Aside from a handful of private psychiatrists and counselors, the main options for people with mental health issues remains The Range Mental Health Center and Fairview Range Medical Center. Despite their services, such entities continue to battle with turnover and difficulty in recruiting and retaining people to work on the Range.
As the director of Emergency and Behavioral Health Services at Fairview Range, Kelly Lawson oversees a swelling 11-bed emergency department and the booked 28-bed, acute psychiatric inpatient unit — the only one of its kind in the Northland outside of Duluth. She said there is only residential treatment facility on the Range and less than a dozen psychiatrists in a 90-mile radius from Duluth to Bemidji.
One psychiatrist in the hospital sees more than 80 clients. “We have patients booked out for at least three weeks,” Lawson said. “We can have her seeing patients every 10 minutes, but what’s the quality? If they’re a new patient, they’re probably turned away.”
Many of the 60-plus people for this HDT reporting series mention “social-economic factors” when trying to describe the seemingly rapid increase in mental health issues in cities like Hibbing. They discuss the bankruptcies of regional mines resulting in the loss of thousands of jobs, the declining population, the increase of meth and then opioids and then meth again. They also point to a general uptick in education and awareness of such matters.
“It’s likely we were underdiagnosing for several years, but we’re transitioning with a different generation,” Lawson said.
Now, no one knocks the regional health providers. The staff is doing the best they can, as do local law enforcement, who are struggling to keep up with the caseloads. But the issue here remains: How does one best help people with mental health issues who are accused or convicted of a crime? For most, the Mental Health Court in Hibbing is being viewed as one tool to chip way at that big iceberg, an alternative to the old jailhouse routine.
Today Brazier is primarily taking Adderall and Lamotrigine in addition to Fluoxetine, which treats depression and panic disorders. The Mental Health Team is built to help him monitor his medications, as well as his newly prescribed medical marijuana which his mother said calms him down. He remains unemployed, but he has done well making his scheduled appearances in court and counseling and attending his recovery meetings. “I know it bothers him not to work, but he needs to be mentally healthy before he does,” Spotts said. “I think this mental health court program is good for him. The jail isn’t going to help my son. The jail is full of people like Chazz and I don’t feel like putting him in jail is the answer. The court made it possible for him to stay out of jail. Something is clicking. We all see it.”
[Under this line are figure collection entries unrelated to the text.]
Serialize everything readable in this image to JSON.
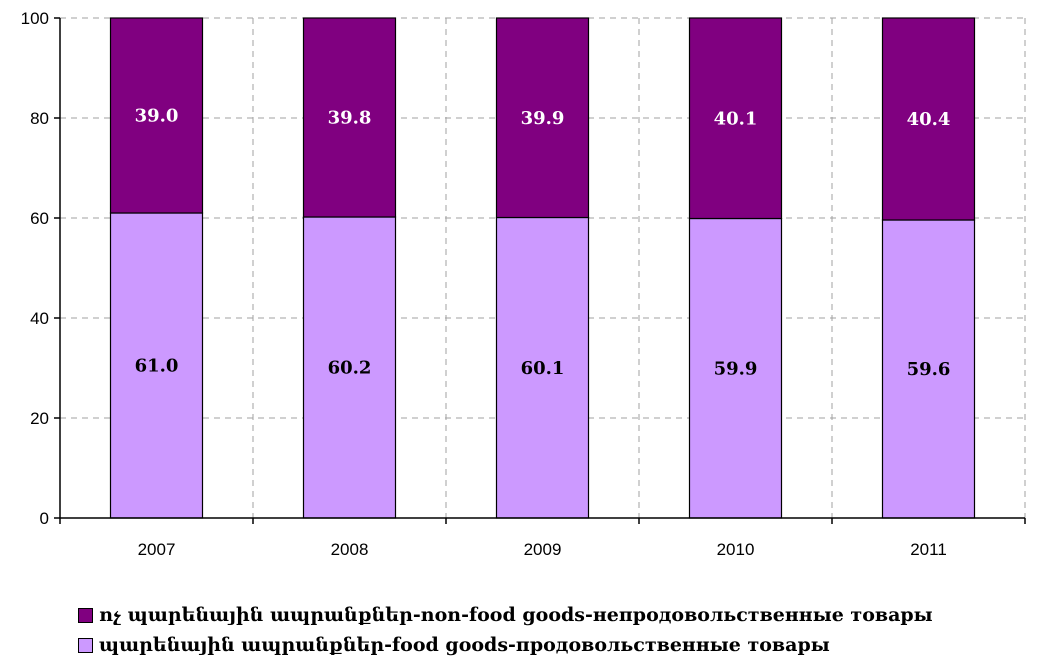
{
  "chart_data": {
    "type": "bar",
    "stacked": true,
    "categories": [
      "2007",
      "2008",
      "2009",
      "2010",
      "2011"
    ],
    "series": [
      {
        "name": "պարենային ապրանքներ-food goods-продовольственные товары",
        "values": [
          61.0,
          60.2,
          60.1,
          59.9,
          59.6
        ],
        "labels": [
          "61.0",
          "60.2",
          "60.1",
          "59.9",
          "59.6"
        ],
        "color": "#CC99FF"
      },
      {
        "name": "ոչ պարենային ապրանքներ-non-food goods-непродовольственные товары",
        "values": [
          39.0,
          39.8,
          39.9,
          40.1,
          40.4
        ],
        "labels": [
          "39.0",
          "39.8",
          "39.9",
          "40.1",
          "40.4"
        ],
        "color": "#800080"
      }
    ],
    "yticks": [
      "0",
      "20",
      "40",
      "60",
      "80",
      "100"
    ],
    "ylim": [
      0,
      100
    ],
    "grid": true,
    "legend_position": "bottom-left"
  },
  "legend": {
    "nonfood": "ոչ պարենային ապրանքներ-non-food goods-непродовольственные товары",
    "food": "պարենային ապրանքներ-food goods-продовольственные товары"
  }
}
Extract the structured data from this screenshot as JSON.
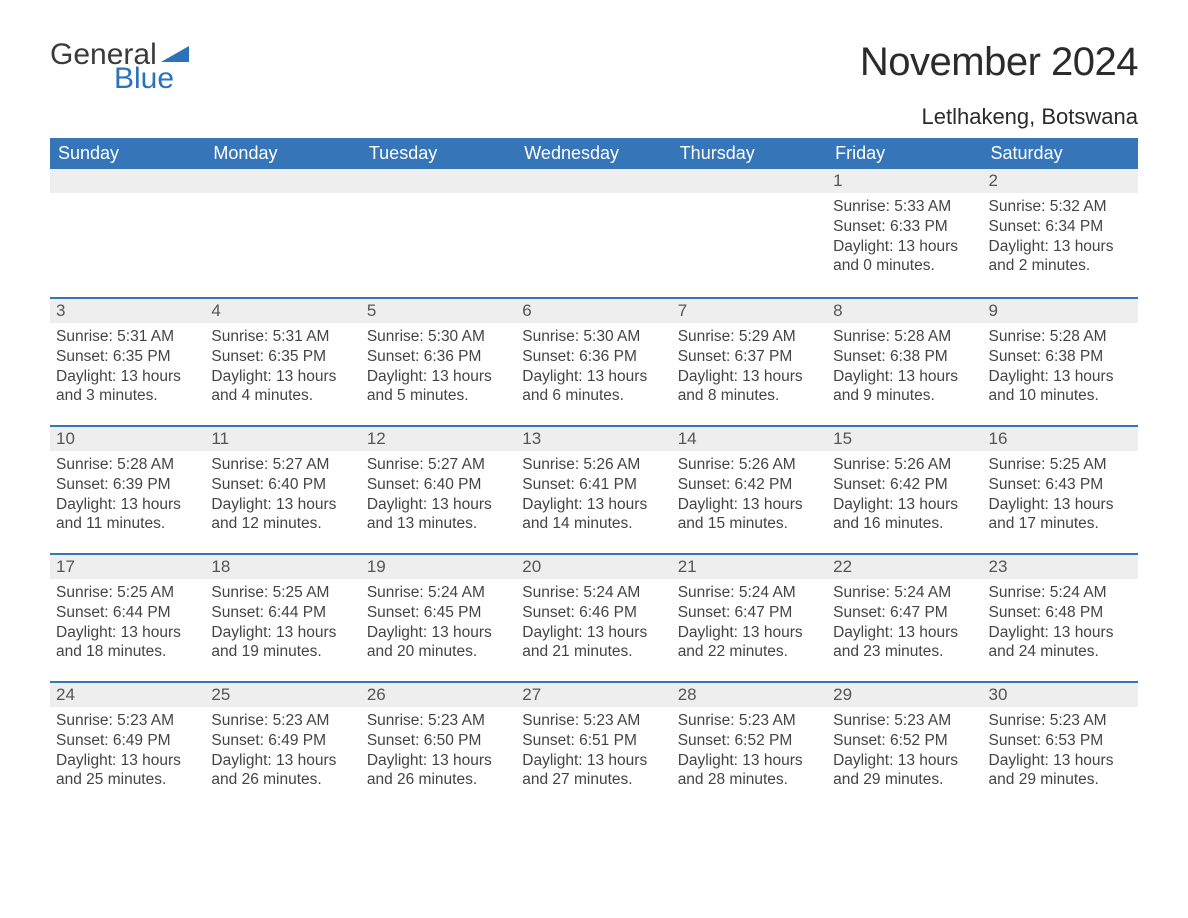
{
  "logo": {
    "text1": "General",
    "text2": "Blue"
  },
  "title": "November 2024",
  "location": "Letlhakeng, Botswana",
  "colors": {
    "header_bg": "#3575b8",
    "header_text": "#ffffff",
    "daynum_bg": "#eeeeee",
    "row_border": "#3575b8",
    "body_text": "#444444",
    "logo_blue": "#2a73b8",
    "title_color": "#2b2b2b"
  },
  "calendar": {
    "type": "table",
    "columns": [
      "Sunday",
      "Monday",
      "Tuesday",
      "Wednesday",
      "Thursday",
      "Friday",
      "Saturday"
    ],
    "weeks": [
      [
        null,
        null,
        null,
        null,
        null,
        {
          "n": 1,
          "sunrise": "5:33 AM",
          "sunset": "6:33 PM",
          "daylight": "13 hours and 0 minutes."
        },
        {
          "n": 2,
          "sunrise": "5:32 AM",
          "sunset": "6:34 PM",
          "daylight": "13 hours and 2 minutes."
        }
      ],
      [
        {
          "n": 3,
          "sunrise": "5:31 AM",
          "sunset": "6:35 PM",
          "daylight": "13 hours and 3 minutes."
        },
        {
          "n": 4,
          "sunrise": "5:31 AM",
          "sunset": "6:35 PM",
          "daylight": "13 hours and 4 minutes."
        },
        {
          "n": 5,
          "sunrise": "5:30 AM",
          "sunset": "6:36 PM",
          "daylight": "13 hours and 5 minutes."
        },
        {
          "n": 6,
          "sunrise": "5:30 AM",
          "sunset": "6:36 PM",
          "daylight": "13 hours and 6 minutes."
        },
        {
          "n": 7,
          "sunrise": "5:29 AM",
          "sunset": "6:37 PM",
          "daylight": "13 hours and 8 minutes."
        },
        {
          "n": 8,
          "sunrise": "5:28 AM",
          "sunset": "6:38 PM",
          "daylight": "13 hours and 9 minutes."
        },
        {
          "n": 9,
          "sunrise": "5:28 AM",
          "sunset": "6:38 PM",
          "daylight": "13 hours and 10 minutes."
        }
      ],
      [
        {
          "n": 10,
          "sunrise": "5:28 AM",
          "sunset": "6:39 PM",
          "daylight": "13 hours and 11 minutes."
        },
        {
          "n": 11,
          "sunrise": "5:27 AM",
          "sunset": "6:40 PM",
          "daylight": "13 hours and 12 minutes."
        },
        {
          "n": 12,
          "sunrise": "5:27 AM",
          "sunset": "6:40 PM",
          "daylight": "13 hours and 13 minutes."
        },
        {
          "n": 13,
          "sunrise": "5:26 AM",
          "sunset": "6:41 PM",
          "daylight": "13 hours and 14 minutes."
        },
        {
          "n": 14,
          "sunrise": "5:26 AM",
          "sunset": "6:42 PM",
          "daylight": "13 hours and 15 minutes."
        },
        {
          "n": 15,
          "sunrise": "5:26 AM",
          "sunset": "6:42 PM",
          "daylight": "13 hours and 16 minutes."
        },
        {
          "n": 16,
          "sunrise": "5:25 AM",
          "sunset": "6:43 PM",
          "daylight": "13 hours and 17 minutes."
        }
      ],
      [
        {
          "n": 17,
          "sunrise": "5:25 AM",
          "sunset": "6:44 PM",
          "daylight": "13 hours and 18 minutes."
        },
        {
          "n": 18,
          "sunrise": "5:25 AM",
          "sunset": "6:44 PM",
          "daylight": "13 hours and 19 minutes."
        },
        {
          "n": 19,
          "sunrise": "5:24 AM",
          "sunset": "6:45 PM",
          "daylight": "13 hours and 20 minutes."
        },
        {
          "n": 20,
          "sunrise": "5:24 AM",
          "sunset": "6:46 PM",
          "daylight": "13 hours and 21 minutes."
        },
        {
          "n": 21,
          "sunrise": "5:24 AM",
          "sunset": "6:47 PM",
          "daylight": "13 hours and 22 minutes."
        },
        {
          "n": 22,
          "sunrise": "5:24 AM",
          "sunset": "6:47 PM",
          "daylight": "13 hours and 23 minutes."
        },
        {
          "n": 23,
          "sunrise": "5:24 AM",
          "sunset": "6:48 PM",
          "daylight": "13 hours and 24 minutes."
        }
      ],
      [
        {
          "n": 24,
          "sunrise": "5:23 AM",
          "sunset": "6:49 PM",
          "daylight": "13 hours and 25 minutes."
        },
        {
          "n": 25,
          "sunrise": "5:23 AM",
          "sunset": "6:49 PM",
          "daylight": "13 hours and 26 minutes."
        },
        {
          "n": 26,
          "sunrise": "5:23 AM",
          "sunset": "6:50 PM",
          "daylight": "13 hours and 26 minutes."
        },
        {
          "n": 27,
          "sunrise": "5:23 AM",
          "sunset": "6:51 PM",
          "daylight": "13 hours and 27 minutes."
        },
        {
          "n": 28,
          "sunrise": "5:23 AM",
          "sunset": "6:52 PM",
          "daylight": "13 hours and 28 minutes."
        },
        {
          "n": 29,
          "sunrise": "5:23 AM",
          "sunset": "6:52 PM",
          "daylight": "13 hours and 29 minutes."
        },
        {
          "n": 30,
          "sunrise": "5:23 AM",
          "sunset": "6:53 PM",
          "daylight": "13 hours and 29 minutes."
        }
      ]
    ],
    "labels": {
      "sunrise": "Sunrise:",
      "sunset": "Sunset:",
      "daylight": "Daylight:"
    }
  }
}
Brazier spent time with his fiancee and children over the weekend. “If I’m not right, stable, clean, all I have right now doesn’t exist and I can’t be there for myself and then I can’t be there for them,” he said. “I still have my moments of [expletive] everything and everyone. But mental health court is good for me. I feel like a guinea pig sometimes being the first participant here, but it’s helping me get my sh*t together.”
Spotts released a long breath, one that appeared lodged in her chest for some time, before sharing, “His kids are his life. His fiancee, my husband and I know that if we kicked him to the curb, he would be dead. Now, this is the first time I’ve seen Chazz be Chazz in 10 years.”